Differentially abundant metabolic subsystems between microbial and viral metagenomes (mean percentage±s.e., p-values≤0.05).
| Subsystem | microbial | viral | Metastats p value |
| Carbohydrates | 17.01±0.77 | 12.87±0.82 | 0.001 |
| Amino Acids and Derivatives | 9.29±0.46 | 7.58±0.55 | 0.019 |
| Respiration | 8.24±1.34 | 3.89±0.46 | 0.001 |
| Photosynthesis | 7.13±2.38 | 1.16±0.36 | 0.017 |
| Cofactors, Vitamins, and Pigments | 5.54±0.27 | 6.44±0.26 | 0.022 |
| Experimental Subsystems | 4.88±0.31 | 5.80±0.36 | 0.050 |
| DNA Metabolism | 3.99±0.24 | 9.18±1.06 | 0.001 |
| Cell Wall and Capsule | 3.73±0.27 | 5.64±0.71 | 0.009 |
| RNA Metabolism | 3.65±0.21 | 5.23±0.71 | 0.033 |
| Nucleosides and Nucleotides | 3.38±0.18 | 7.72±0.74 | 0.001 |
| Membrane Transport | 2.04±0.11 | 1.30±0.15 | 0.001 |
| Nitrogen Metabolism | 1.47±0.08 | 0.93±0.10 | 0.001 |
| Fatty Acids and Lipids | 1.46±0.07 | 1.05±0.11 | 0.004 |
Using this threshold we expect less than one false positive in the data-set.

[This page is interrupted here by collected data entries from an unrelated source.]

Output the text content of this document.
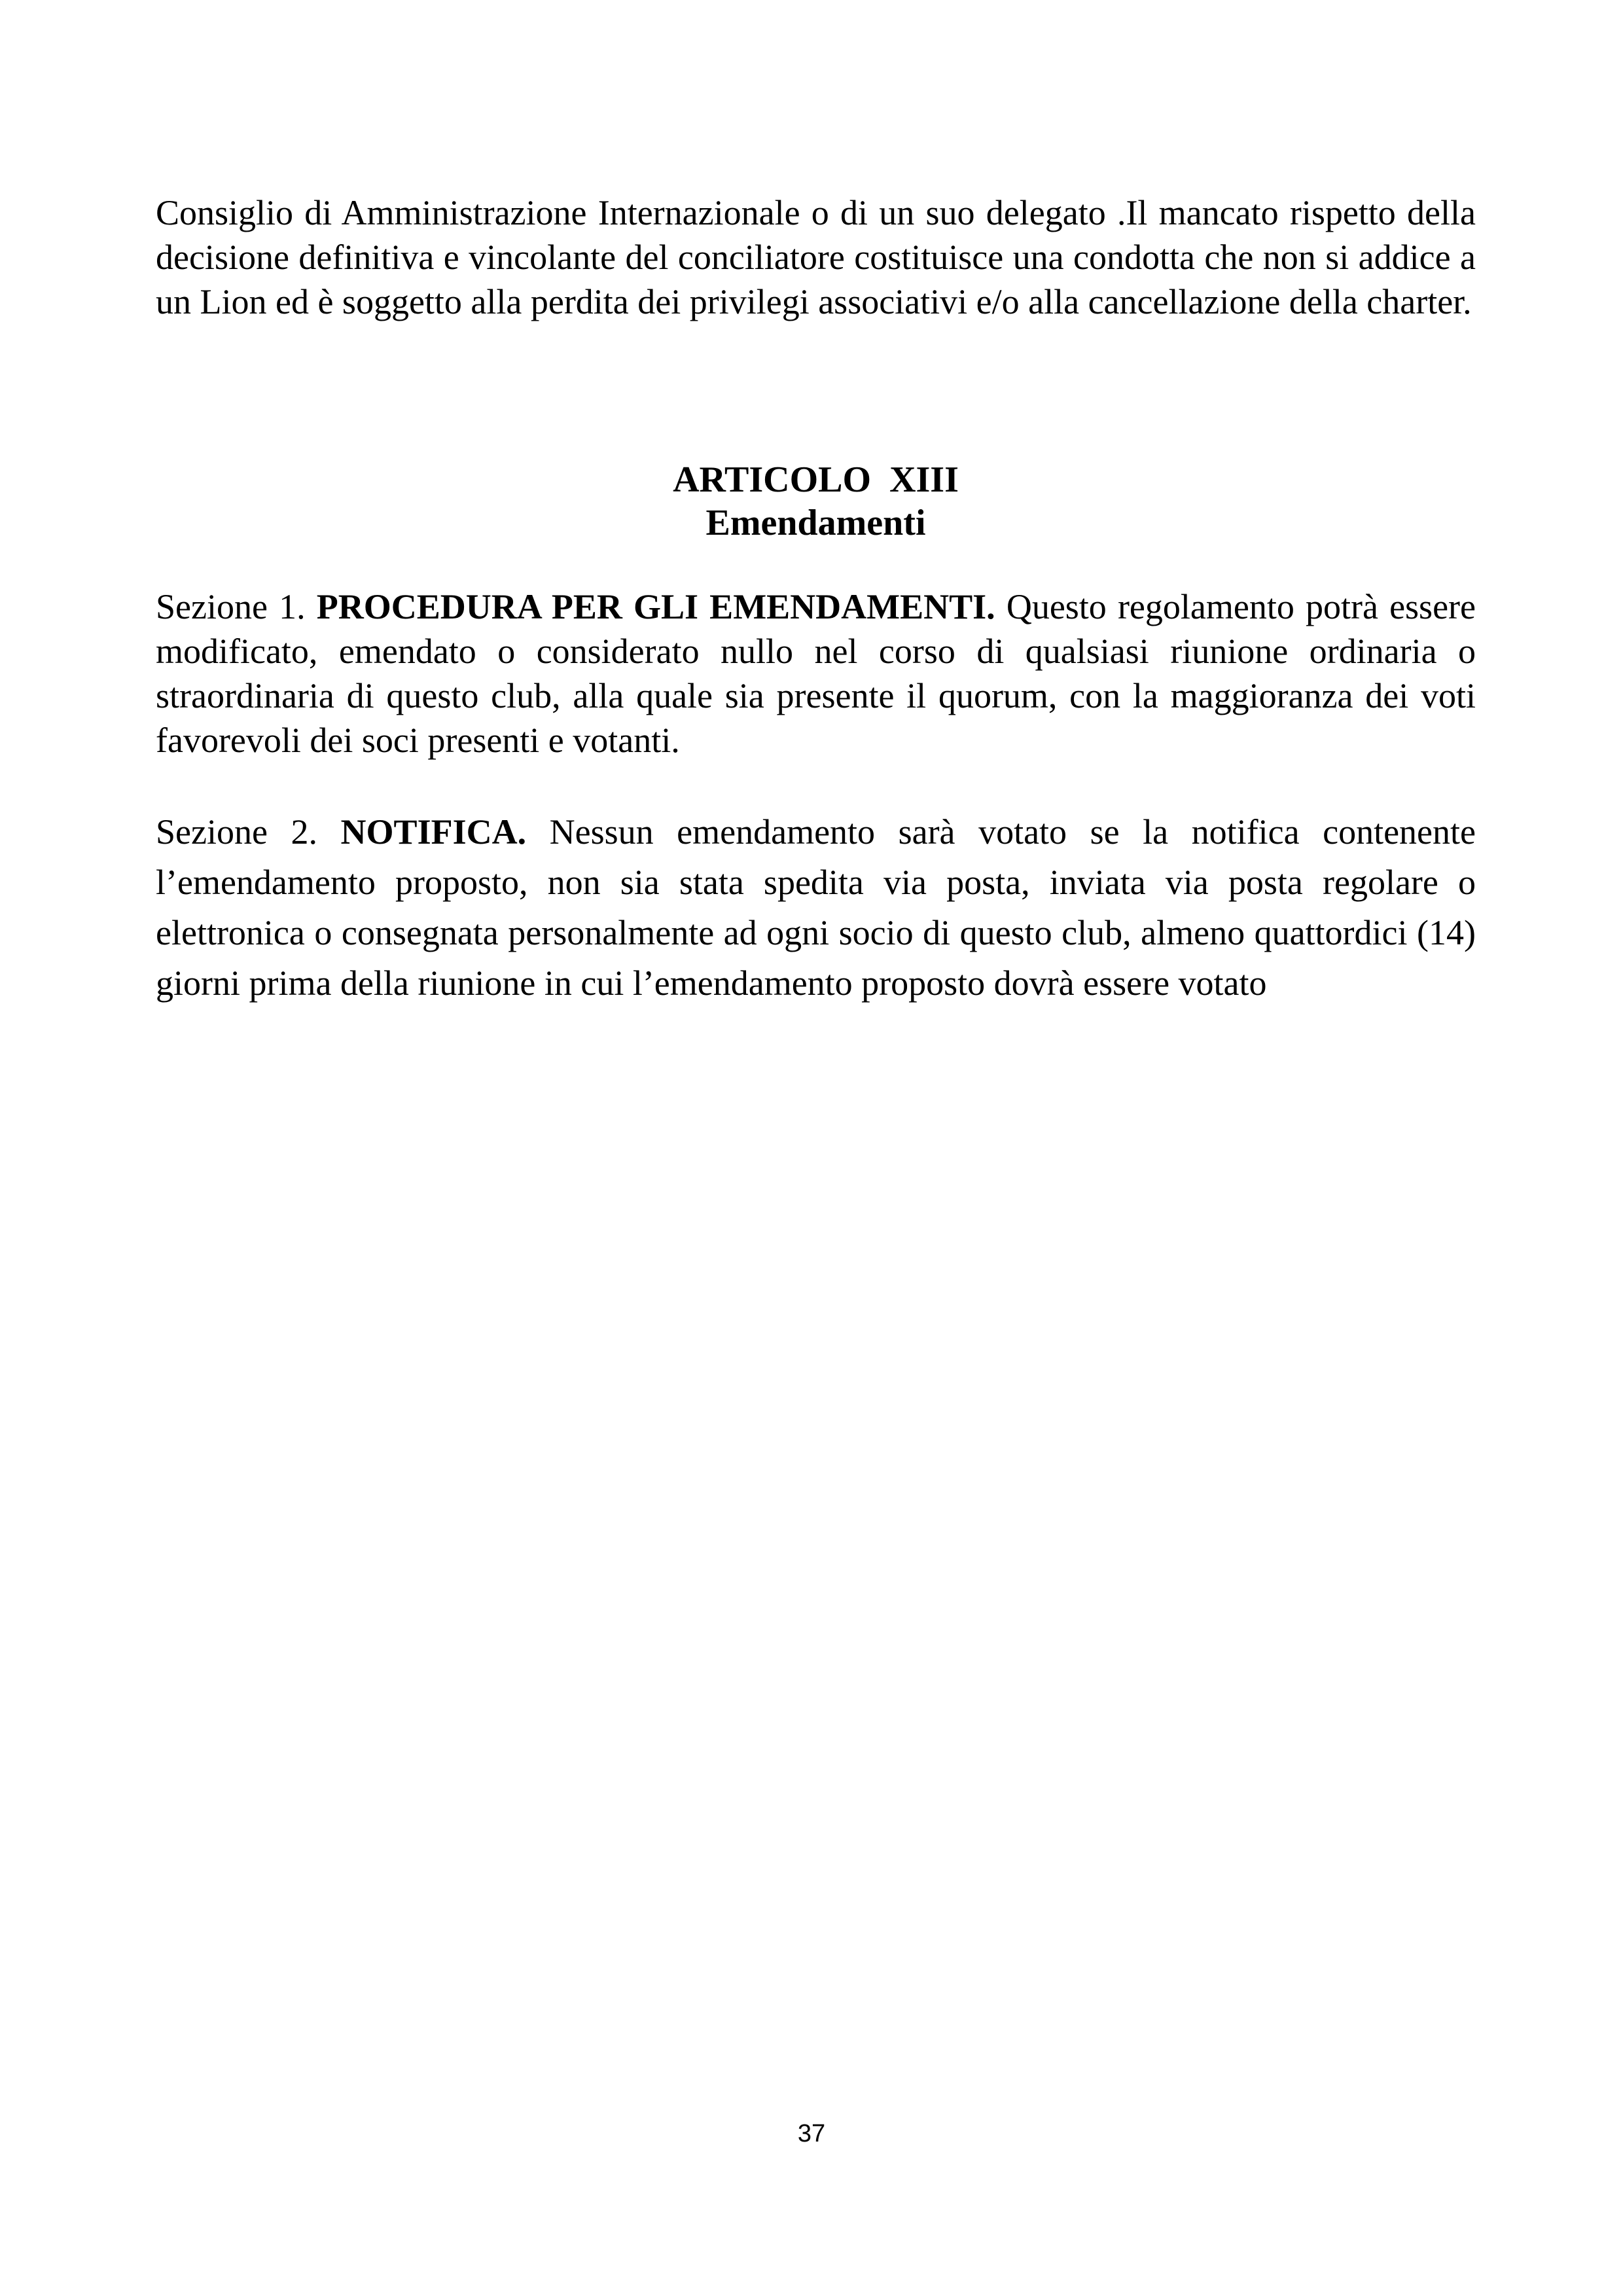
Consiglio di Amministrazione Internazionale o di un suo delegato .Il mancato rispetto della decisione definitiva e vincolante del conciliatore costituisce una condotta che non si addice a un Lion ed è soggetto alla perdita dei privilegi associativi e/o alla cancellazione della charter.

ARTICOLO  XIII
Emendamenti

Sezione 1. PROCEDURA PER GLI EMENDAMENTI. Questo regolamento potrà essere modificato, emendato o considerato nullo nel corso di qualsiasi riunione ordinaria o straordinaria di questo club, alla quale sia presente il quorum, con la maggioranza dei voti favorevoli dei soci presenti e votanti.

Sezione 2. NOTIFICA. Nessun emendamento sarà votato se la notifica contenente l’emendamento proposto, non sia stata spedita via posta, inviata via posta regolare o elettronica o consegnata personalmente ad ogni socio di questo club, almeno quattordici (14) giorni prima della riunione in cui l’emendamento proposto dovrà essere votato

37
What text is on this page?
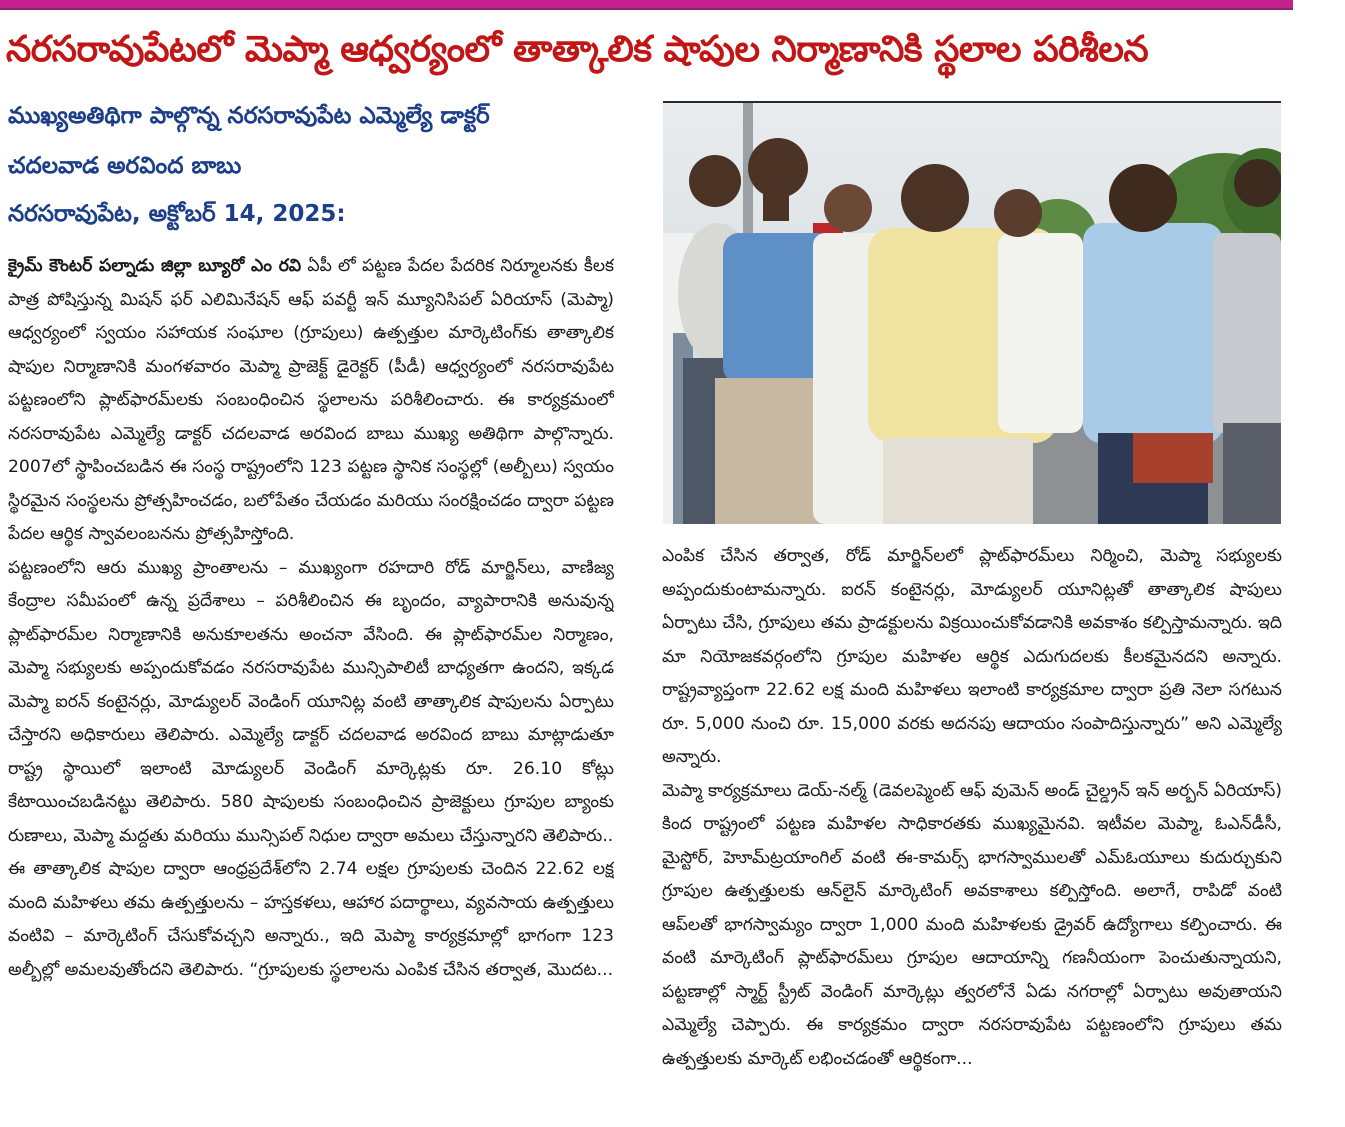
నరసరావుపేటలో మెప్మా ఆధ్వర్యంలో తాత్కాలిక షాపుల నిర్మాణానికి స్థలాల పరిశీలన
ముఖ్యఅతిథిగా పాల్గొన్న నరసరావుపేట ఎమ్మెల్యే డాక్టర్
చదలవాడ అరవింద బాబు
నరసరావుపేట, అక్టోబర్ 14, 2025:

క్రైమ్ కౌంటర్ పల్నాడు జిల్లా బ్యూరో ఎం రవి ఏపీ లో పట్టణ పేదల పేదరిక నిర్మూలనకు కీలక పాత్ర పోషిస్తున్న మిషన్ ఫర్ ఎలిమినేషన్ ఆఫ్ పవర్టీ ఇన్ మ్యూనిసిపల్ ఏరియాస్ (మెప్మా) ఆధ్వర్యంలో స్వయం సహాయక సంఘాల (గ్రూపులు) ఉత్పత్తుల మార్కెటింగ్‌కు తాత్కాలిక షాపుల నిర్మాణానికి మంగళవారం మెప్మా ప్రాజెక్ట్ డైరెక్టర్ (పీడీ) ఆధ్వర్యంలో నరసరావుపేట పట్టణంలోని ప్లాట్‌ఫారమ్‌లకు సంబంధించిన స్థలాలను పరిశీలించారు. ఈ కార్యక్రమంలో నరసరావుపేట ఎమ్మెల్యే డాక్టర్ చదలవాడ అరవింద బాబు ముఖ్య అతిథిగా పాల్గొన్నారు. 2007లో స్థాపించబడిన ఈ సంస్థ రాష్ట్రంలోని 123 పట్టణ స్థానిక సంస్థల్లో (అల్బీలు) స్వయం స్థిరమైన సంస్థలను ప్రోత్సహించడం, బలోపేతం చేయడం మరియు సంరక్షించడం ద్వారా పట్టణ పేదల ఆర్థిక స్వావలంబనను ప్రోత్సహిస్తోంది.

పట్టణంలోని ఆరు ముఖ్య ప్రాంతాలను – ముఖ్యంగా రహదారి రోడ్ మార్జిన్‌లు, వాణిజ్య కేంద్రాల సమీపంలో ఉన్న ప్రదేశాలు – పరిశీలించిన ఈ బృందం, వ్యాపారానికి అనువున్న ప్లాట్‌ఫారమ్‌ల నిర్మాణానికి అనుకూలతను అంచనా వేసింది. ఈ ప్లాట్‌ఫారమ్‌ల నిర్మాణం, మెప్మా సభ్యులకు అప్పందుకోవడం నరసరావుపేట మున్సిపాలిటీ బాధ్యతగా ఉందని, ఇక్కడ మెప్మా ఐరన్ కంటైనర్లు, మోడ్యులర్ వెండింగ్ యూనిట్ల వంటి తాత్కాలిక షాపులను ఏర్పాటు చేస్తారని అధికారులు తెలిపారు. ఎమ్మెల్యే డాక్టర్ చదలవాడ అరవింద బాబు మాట్లాడుతూ రాష్ట్ర స్థాయిలో ఇలాంటి మోడ్యులర్ వెండింగ్ మార్కెట్లకు రూ. 26.10 కోట్లు కేటాయించబడినట్టు తెలిపారు. 580 షాపులకు సంబంధించిన ప్రాజెక్టులు గ్రూపుల బ్యాంకు రుణాలు, మెప్మా మద్దతు మరియు మున్సిపల్ నిధుల ద్వారా అమలు చేస్తున్నారని తెలిపారు..

ఈ తాత్కాలిక షాపుల ద్వారా ఆంధ్రప్రదేశ్‌లోని 2.74 లక్షల గ్రూపులకు చెందిన 22.62 లక్ష మంది మహిళలు తమ ఉత్పత్తులను – హస్తకళలు, ఆహార పదార్థాలు, వ్యవసాయ ఉత్పత్తులు వంటివి – మార్కెటింగ్ చేసుకోవచ్చని అన్నారు., ఇది మెప్మా కార్యక్రమాల్లో భాగంగా 123 అల్బీల్లో అమలవుతోందని తెలిపారు. “గ్రూపులకు స్థలాలను ఎంపిక చేసిన తర్వాత, మొదట...

ఎంపిక చేసిన తర్వాత, రోడ్ మార్జిన్‌లలో ప్లాట్‌ఫారమ్‌లు నిర్మించి, మెప్మా సభ్యులకు అప్పందుకుంటామన్నారు. ఐరన్ కంటైనర్లు, మోడ్యులర్ యూనిట్లతో తాత్కాలిక షాపులు ఏర్పాటు చేసి, గ్రూపులు తమ ప్రాడక్టులను విక్రయించుకోవడానికి అవకాశం కల్పిస్తామన్నారు. ఇది మా నియోజకవర్గంలోని గ్రూపుల మహిళల ఆర్థిక ఎదుగుదలకు కీలకమైనదని అన్నారు. రాష్ట్రవ్యాప్తంగా 22.62 లక్ష మంది మహిళలు ఇలాంటి కార్యక్రమాల ద్వారా ప్రతి నెలా సగటున రూ. 5,000 నుంచి రూ. 15,000 వరకు అదనపు ఆదాయం సంపాదిస్తున్నారు” అని ఎమ్మెల్యే అన్నారు.

మెప్మా కార్యక్రమాలు డెయ్-నల్మ్ (డెవలప్మెంట్ ఆఫ్ వుమెన్ అండ్ చైల్డ్రన్ ఇన్ అర్బన్ ఏరియాస్) కింద రాష్ట్రంలో పట్టణ మహిళల సాధికారతకు ముఖ్యమైనవి. ఇటీవల మెప్మా, ఓఎన్‌డీసీ, మైస్టోర్, హెూమ్‌ట్రయాంగిల్ వంటి ఈ-కామర్స్ భాగస్వాములతో ఎమ్‌ఓయూలు కుదుర్చుకుని గ్రూపుల ఉత్పత్తులకు ఆన్‌లైన్ మార్కెటింగ్ అవకాశాలు కల్పిస్తోంది. అలాగే, రాపిడో వంటి ఆప్‌లతో భాగస్వామ్యం ద్వారా 1,000 మంది మహిళలకు డ్రైవర్ ఉద్యోగాలు కల్పించారు. ఈ వంటి మార్కెటింగ్ ప్లాట్‌ఫారమ్‌లు గ్రూపుల ఆదాయాన్ని గణనీయంగా పెంచుతున్నాయని, పట్టణాల్లో స్మార్ట్ స్ట్రీట్ వెండింగ్ మార్కెట్లు త్వరలోనే ఏడు నగరాల్లో ఏర్పాటు అవుతాయని ఎమ్మెల్యే చెప్పారు. ఈ కార్యక్రమం ద్వారా నరసరావుపేట పట్టణంలోని గ్రూపులు తమ ఉత్పత్తులకు మార్కెట్ లభించడంతో ఆర్థికంగా...
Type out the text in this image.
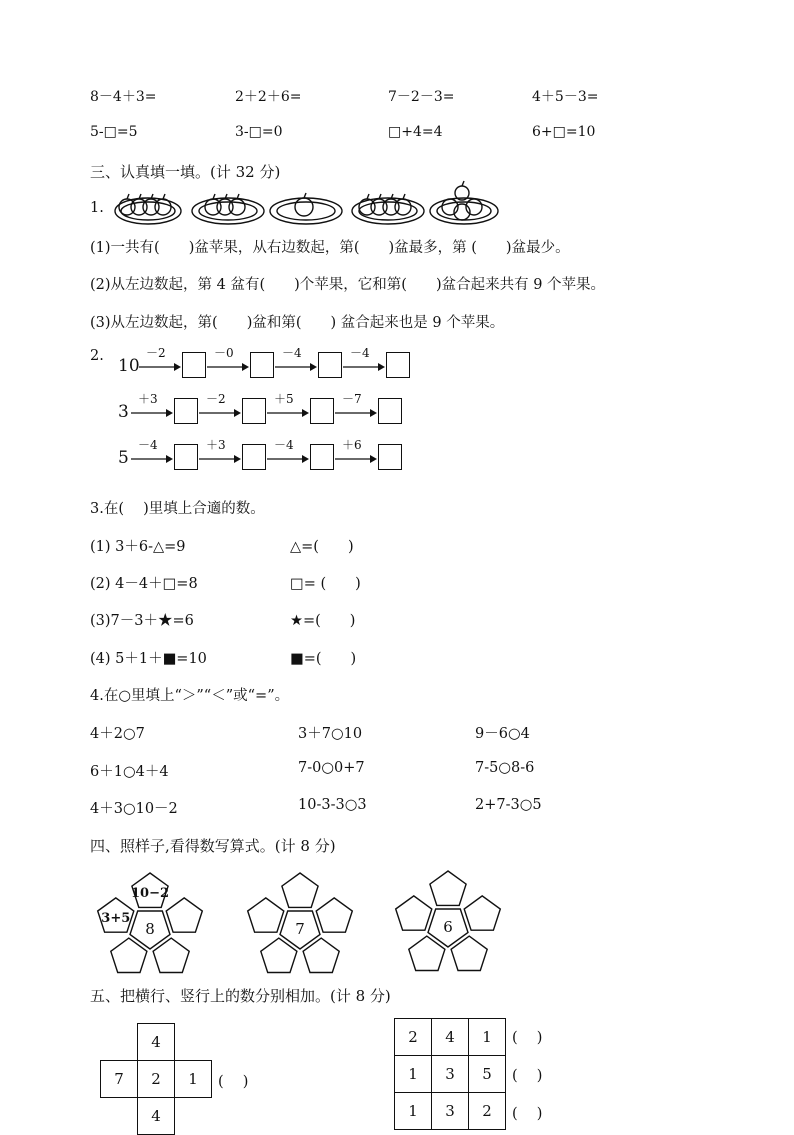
8－4＋3=	2＋2＋6=	7－2－3=	4＋5－3=
5-□=5	3-□=0	□+4=4	6+□=10
三、认真填一填。(计 32 分)
1.
(1)一共有(　　)盆苹果，从右边数起，第(　　)盆最多，第 (　　)盆最少。
(2)从左边数起，第 4 盆有(　　)个苹果，它和第(　　)盆合起来共有 9 个苹果。
(3)从左边数起，第(　　)盆和第(　　) 盆合起来也是 9 个苹果。
2. 10
－2	－0	－4	－4
3
＋3	－2	＋5	－7
5
－4	＋3	－4	＋6
3.在(　 )里填上合適的数。
(1) 3＋6-△=9	△=(　　)
(2) 4－4＋□=8	□= (　　)
(3)7－3＋★=6	★=(　　)
(4) 5＋1＋■=10	■=(　　)
4.在○里填上“＞”“＜”或“=”。
4＋2○7	3＋7○10	9－6○4
6＋1○4＋4	7-0○0+7	7-5○8-6
4＋3○10－2	10-3-3○3	2+7-3○5
四、照样子,看得数写算式。(计 8 分)
8
10−2
3+5
7	6
五、把横行、竖行上的数分别相加。(计 8 分)
4
7	2	1
4
(　 )
2	4	1
1	3	5
1	3	2
(　 )
(　 )
(　 )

We find that viral metagenomes are significantly enriched for nucleotides and nucleosides and DNA metabolism, consistent with the viruses' need for self-sufficiency. Processes for respiration, photosynthesis, and carbohydrates are overrepresented in microbial metagenomes.